La paura di uno “slittamento” etico

L’arte di arrangiarsi nei film

Ancora non sono evidenti le tante conseguenze collaterali della pandemia che sta tenendo sotto scacco il mondo. E, purtroppo, avremo modo di scoprirlo poco a poco. Di fatto, siamo di fronte a un ulteriore scatto in avanti delle nuove forme di povertà, delle nuove sacche di malessere sociale che vanno crescendo come funghi velenosi dopo una tempesta. Proprio in questi giorni, ad esempio, Papa Francesco ha invitato a pregare per le famiglie che hanno perso il lavoro (giornaliero, in nero) che li manteneva e che possono finire tra le braccia degli usurai.

Che sottotraccia viaggiasse anche il virus dell’usura già da tempo non è cosa nuova, soprattutto per le parrocchie e i tanti operatori sociali che si confrontano da decenni con il disagio di tante persone, di tante famiglie.

Non a caso, nell’ultimo Rapporto annuale della Caritas di Roma sulle povertà, si è scelto di far emergere il fenomeno e di dare ad esso particolare evidenza. Ma la drammatica congiuntura attuale fa percepire in maniera palpabile il rischio di una sua ulteriore crescita. Caritas Italia ha denunciato un aumento dal 20 al 50% delle richieste di aiuti alimentari a causa dell’emergenza corona-virus. La pandemia sta lasciando numerosi nuclei familiari nell’indigenza più assoluta riconducendo la povertà alle dimensioni primarie: l’impossibilità di mangiare e di nutrire i propri figli, una situazione di emergenza che può spingere ad avvicinarsi a realtà prima avvertite come minacciose o illegali.

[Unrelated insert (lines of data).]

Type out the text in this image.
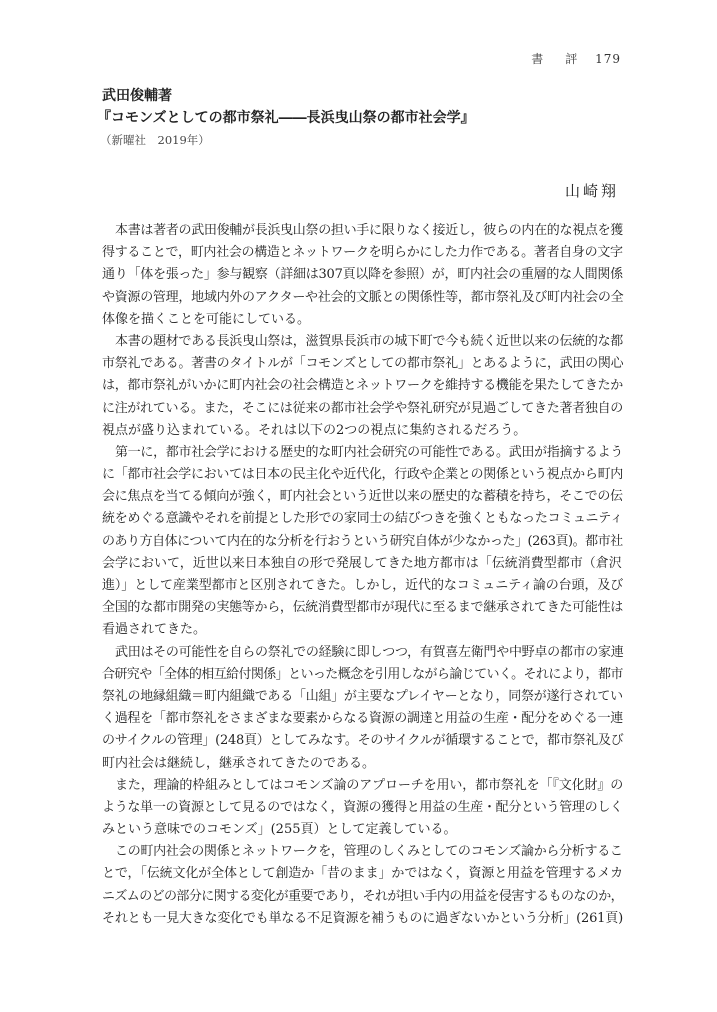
書　評 179
武田俊輔著
『コモンズとしての都市祭礼――長浜曳山祭の都市社会学』
（新曜社　2019年）
山崎翔
本書は著者の武田俊輔が長浜曳山祭の担い手に限りなく接近し，彼らの内在的な視点を獲
得することで，町内社会の構造とネットワークを明らかにした力作である。著者自身の文字
通り「体を張った」参与観察（詳細は307頁以降を参照）が，町内社会の重層的な人間関係
や資源の管理，地域内外のアクターや社会的文脈との関係性等，都市祭礼及び町内社会の全
体像を描くことを可能にしている。
本書の題材である長浜曳山祭は，滋賀県長浜市の城下町で今も続く近世以来の伝統的な都
市祭礼である。著書のタイトルが「コモンズとしての都市祭礼」とあるように，武田の関心
は，都市祭礼がいかに町内社会の社会構造とネットワークを維持する機能を果たしてきたか
に注がれている。また，そこには従来の都市社会学や祭礼研究が見過ごしてきた著者独自の
視点が盛り込まれている。それは以下の2つの視点に集約されるだろう。
第一に，都市社会学における歴史的な町内社会研究の可能性である。武田が指摘するよう
に「都市社会学においては日本の民主化や近代化，行政や企業との関係という視点から町内
会に焦点を当てる傾向が強く，町内社会という近世以来の歴史的な蓄積を持ち，そこでの伝
統をめぐる意識やそれを前提とした形での家同士の結びつきを強くともなったコミュニティ
のあり方自体について内在的な分析を行おうという研究自体が少なかった」(263頁)。都市社
会学において，近世以来日本独自の形で発展してきた地方都市は「伝統消費型都市（倉沢
進）」として産業型都市と区別されてきた。しかし，近代的なコミュニティ論の台頭，及び
全国的な都市開発の実態等から，伝統消費型都市が現代に至るまで継承されてきた可能性は
看過されてきた。
武田はその可能性を自らの祭礼での経験に即しつつ，有賀喜左衛門や中野卓の都市の家連
合研究や「全体的相互給付関係」といった概念を引用しながら論じていく。それにより，都市
祭礼の地縁組織＝町内組織である「山組」が主要なプレイヤーとなり，同祭が遂行されてい
く過程を「都市祭礼をさまざまな要素からなる資源の調達と用益の生産・配分をめぐる一連
のサイクルの管理」(248頁）としてみなす。そのサイクルが循環することで，都市祭礼及び
町内社会は継続し，継承されてきたのである。
また，理論的枠組みとしてはコモンズ論のアプローチを用い，都市祭礼を「『文化財』の
ような単一の資源として見るのではなく，資源の獲得と用益の生産・配分という管理のしく
みという意味でのコモンズ」(255頁）として定義している。
この町内社会の関係とネットワークを，管理のしくみとしてのコモンズ論から分析するこ
とで，「伝統文化が全体として創造か「昔のまま」かではなく，資源と用益を管理するメカ
ニズムのどの部分に関する変化が重要であり，それが担い手内の用益を侵害するものなのか，
それとも一見大きな変化でも単なる不足資源を補うものに過ぎないかという分析」(261頁)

Quando nel 2008 il mondo globalizzato fu interessato da una crisi di liquidità mondiale, alcuni osservatori sociali preconizzarono che il disagio generalizzato avrebbe potuto produrre una sorta di “slittamento” etico, un avvicinamento progressivo di alcuni agglomerati sociali a confini una volta ritenuti estranei e invalicabili; una nuova e diversa disponibilità ad accettare soluzioni compromissorie o rischiose. Forse si è fatto troppo folklore, soprattutto nell’industria culturale e di comunicazione di massa, sulla spericolatezza degli italiani nello sfangare la vita.  Del resto chi non ricorda la confusa arte di arrangiarsi, specie in alcune aree più povere del Paese, all’indomani del secondo conflitto bellico mondiale che il cinema ci ha raccontato in maniera magistrale?

C’è di nuovo, rispetto ad allora, ”il clima sociale” che si respira: se allora  la rocambolesca  capacità di sbarcare il lunario, anche con qualche scivolamento  etico, aveva un sottofondo di allegria, perché ci si era comunque liberati del mostro della guerra e si intuiva, sia pure per approssimazione, che ci sarebbe stata un’Italia da ricostruire, oggi l’atmosfera è molto più cupa: neanche il più ottimista degli analisti sociali si azzarda a prefigurare scenari euforici di rilancio e di crescita. Oggi la questione è limitare le perdite e semmai fare della grande crisi post epidemica l’occasione per costruire una società migliore, più vicina ai veri bisogni delle famiglie, meno a quelli del grande capitale. Perciò, chi ricorre ai prestiti usurai e alle ambigue offerte d’aiuto di “certi personaggi” non lo fa certo con il disinvolto cinismo di chi vuole tentare affari e svolte assistenziali o consentirsi consumi di alta gamma. Oggi si tratta di mantenere quel minimo vitale che consenta di pagare un affitto per quanto modesto (in un contesto in cui le politiche per la casa sono da molti anni abbandonate e rovinosamente slegate dalle altre politiche sociali) e di mettere un piatto caldo a tavola.  Vale a dire, che anche il fenomeno del sovraindebitamento delle famiglie, già prima della pandemia assai problematico (nel Lazio riguardava 208mila nuclei familiari, con un incremento del 14% dopo un decennio di crisi) oggi diventa una questione diversa e più grave. La rete dei centri d’ascolto parrocchiali e dei centri diocesani si rivela più che mai una rete di salvataggio, la forza gentile di operatori e volontari un’assicurazione per la sopravvivenza dei più fragili. Dopotutto, se una cosa si è capita è che bisogna promuovere una nuova attenzione ai territori.